Querem, combinados, os dois casos dizer que as máquinas dos
estados deixaram de formular juízos negativos sobre condutas
tidas como ameaças às sociedades que, no papel, estão fadadas
para defender. A bruxaria já não é o pacto com o Diabo que vem
ameaçar a comunidade cristã, porque, não sendo já relevante
esta, se espalha uma recusa em acreditar num qualquer pacto
com o Supremo Mal, dado por extinto. E o crime deixou, da
mesmíssima maneira, de ser considerado uma agressão maldosa,
para ser encarado como uma doença, decorrendo a sua punição
com divertimentos semelhantes aos da vida exterior, tal qual
os esforços para animar os pacientes nos hospitais.

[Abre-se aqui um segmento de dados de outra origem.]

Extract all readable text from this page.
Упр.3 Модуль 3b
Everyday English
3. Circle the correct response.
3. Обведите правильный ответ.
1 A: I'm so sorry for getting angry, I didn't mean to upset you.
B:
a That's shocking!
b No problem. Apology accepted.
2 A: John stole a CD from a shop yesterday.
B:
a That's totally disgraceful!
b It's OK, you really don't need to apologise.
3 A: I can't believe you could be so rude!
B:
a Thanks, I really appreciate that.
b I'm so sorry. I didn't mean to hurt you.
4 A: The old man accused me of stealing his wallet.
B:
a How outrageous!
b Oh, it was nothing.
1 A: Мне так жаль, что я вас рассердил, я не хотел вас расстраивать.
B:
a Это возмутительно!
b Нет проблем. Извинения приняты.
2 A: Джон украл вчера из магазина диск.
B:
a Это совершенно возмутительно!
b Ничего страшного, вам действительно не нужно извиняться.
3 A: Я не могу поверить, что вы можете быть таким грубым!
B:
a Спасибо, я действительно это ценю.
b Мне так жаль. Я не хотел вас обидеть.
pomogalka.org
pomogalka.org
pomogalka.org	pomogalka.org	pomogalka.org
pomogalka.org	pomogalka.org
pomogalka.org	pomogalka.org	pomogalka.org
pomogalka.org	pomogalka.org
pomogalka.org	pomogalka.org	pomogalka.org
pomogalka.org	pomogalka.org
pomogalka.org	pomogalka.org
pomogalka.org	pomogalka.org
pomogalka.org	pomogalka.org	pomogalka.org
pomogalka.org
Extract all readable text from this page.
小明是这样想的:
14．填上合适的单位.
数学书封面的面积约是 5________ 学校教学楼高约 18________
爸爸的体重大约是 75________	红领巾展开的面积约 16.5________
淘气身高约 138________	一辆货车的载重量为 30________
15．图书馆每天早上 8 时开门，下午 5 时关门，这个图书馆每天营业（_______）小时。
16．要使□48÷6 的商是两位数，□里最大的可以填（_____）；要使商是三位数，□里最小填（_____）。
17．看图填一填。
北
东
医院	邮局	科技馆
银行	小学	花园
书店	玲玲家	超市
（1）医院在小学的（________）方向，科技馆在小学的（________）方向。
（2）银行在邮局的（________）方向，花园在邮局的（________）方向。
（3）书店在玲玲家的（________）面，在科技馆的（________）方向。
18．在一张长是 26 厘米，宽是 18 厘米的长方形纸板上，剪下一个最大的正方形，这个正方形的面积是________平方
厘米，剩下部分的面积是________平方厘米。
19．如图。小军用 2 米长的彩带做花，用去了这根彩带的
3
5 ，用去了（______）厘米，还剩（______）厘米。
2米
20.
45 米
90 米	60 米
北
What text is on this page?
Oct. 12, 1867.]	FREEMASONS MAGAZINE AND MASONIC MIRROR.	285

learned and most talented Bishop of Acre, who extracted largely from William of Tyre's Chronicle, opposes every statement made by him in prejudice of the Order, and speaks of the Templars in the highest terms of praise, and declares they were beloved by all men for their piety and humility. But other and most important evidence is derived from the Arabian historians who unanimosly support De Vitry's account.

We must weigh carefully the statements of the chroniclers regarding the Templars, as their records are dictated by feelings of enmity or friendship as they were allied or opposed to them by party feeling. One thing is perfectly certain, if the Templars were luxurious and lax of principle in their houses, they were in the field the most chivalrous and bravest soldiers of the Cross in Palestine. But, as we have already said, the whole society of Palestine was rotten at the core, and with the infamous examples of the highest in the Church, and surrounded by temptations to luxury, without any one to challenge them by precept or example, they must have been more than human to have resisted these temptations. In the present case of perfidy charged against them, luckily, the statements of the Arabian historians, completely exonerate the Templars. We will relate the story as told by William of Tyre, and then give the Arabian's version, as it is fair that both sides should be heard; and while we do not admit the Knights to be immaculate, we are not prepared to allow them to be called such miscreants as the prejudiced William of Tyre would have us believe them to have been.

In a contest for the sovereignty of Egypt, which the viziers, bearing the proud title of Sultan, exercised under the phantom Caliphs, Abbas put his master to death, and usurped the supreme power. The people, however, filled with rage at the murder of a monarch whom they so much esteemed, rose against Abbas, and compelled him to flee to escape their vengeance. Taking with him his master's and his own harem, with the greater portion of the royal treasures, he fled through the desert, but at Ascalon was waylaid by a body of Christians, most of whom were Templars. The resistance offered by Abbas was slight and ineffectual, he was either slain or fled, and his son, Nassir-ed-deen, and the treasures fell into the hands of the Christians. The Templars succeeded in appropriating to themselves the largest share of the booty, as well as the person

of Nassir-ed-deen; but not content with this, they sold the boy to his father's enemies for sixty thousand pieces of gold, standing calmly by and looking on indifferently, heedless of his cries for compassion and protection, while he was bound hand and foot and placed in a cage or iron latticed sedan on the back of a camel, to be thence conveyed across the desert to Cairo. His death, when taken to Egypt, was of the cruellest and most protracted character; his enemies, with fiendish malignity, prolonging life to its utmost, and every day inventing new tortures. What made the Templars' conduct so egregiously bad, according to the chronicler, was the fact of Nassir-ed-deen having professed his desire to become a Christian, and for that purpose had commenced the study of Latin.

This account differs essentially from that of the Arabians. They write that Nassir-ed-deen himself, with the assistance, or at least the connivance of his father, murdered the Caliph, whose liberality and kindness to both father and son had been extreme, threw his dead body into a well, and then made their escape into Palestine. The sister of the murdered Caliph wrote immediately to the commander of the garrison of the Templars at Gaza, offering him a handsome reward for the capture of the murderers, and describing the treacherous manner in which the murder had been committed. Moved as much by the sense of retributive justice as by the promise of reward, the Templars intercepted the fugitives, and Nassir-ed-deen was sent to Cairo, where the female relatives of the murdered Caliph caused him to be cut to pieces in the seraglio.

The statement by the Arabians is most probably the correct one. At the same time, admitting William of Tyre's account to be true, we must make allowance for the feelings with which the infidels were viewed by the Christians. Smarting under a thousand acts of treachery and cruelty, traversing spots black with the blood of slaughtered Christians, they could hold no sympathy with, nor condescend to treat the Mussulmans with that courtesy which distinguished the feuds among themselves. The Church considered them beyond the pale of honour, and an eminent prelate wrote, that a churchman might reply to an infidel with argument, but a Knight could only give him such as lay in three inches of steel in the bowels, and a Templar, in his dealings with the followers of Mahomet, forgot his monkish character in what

A explicação para esta incontida alteração de respostas é
fácil de diagnosticar. Não se quer aceitar que haja, sem
atenuações, comportamentos absolutamente anti-sociais, pois
pretende-se alimentar a ilusão de ser o modelo vigente uma
etapa tão avançada no progresso humano que ninguém a pode
execrar. As práticas que o afrontam passam, por conseguinte,
a ser
excentricidades ou
patologias dignas de compreensão.
Umas porque tidas por inócuas, as outras, por uma inversão
lógica, fomentando a necessidade de reparação aos agressores,
dados como sendo os inicialmente agredidos.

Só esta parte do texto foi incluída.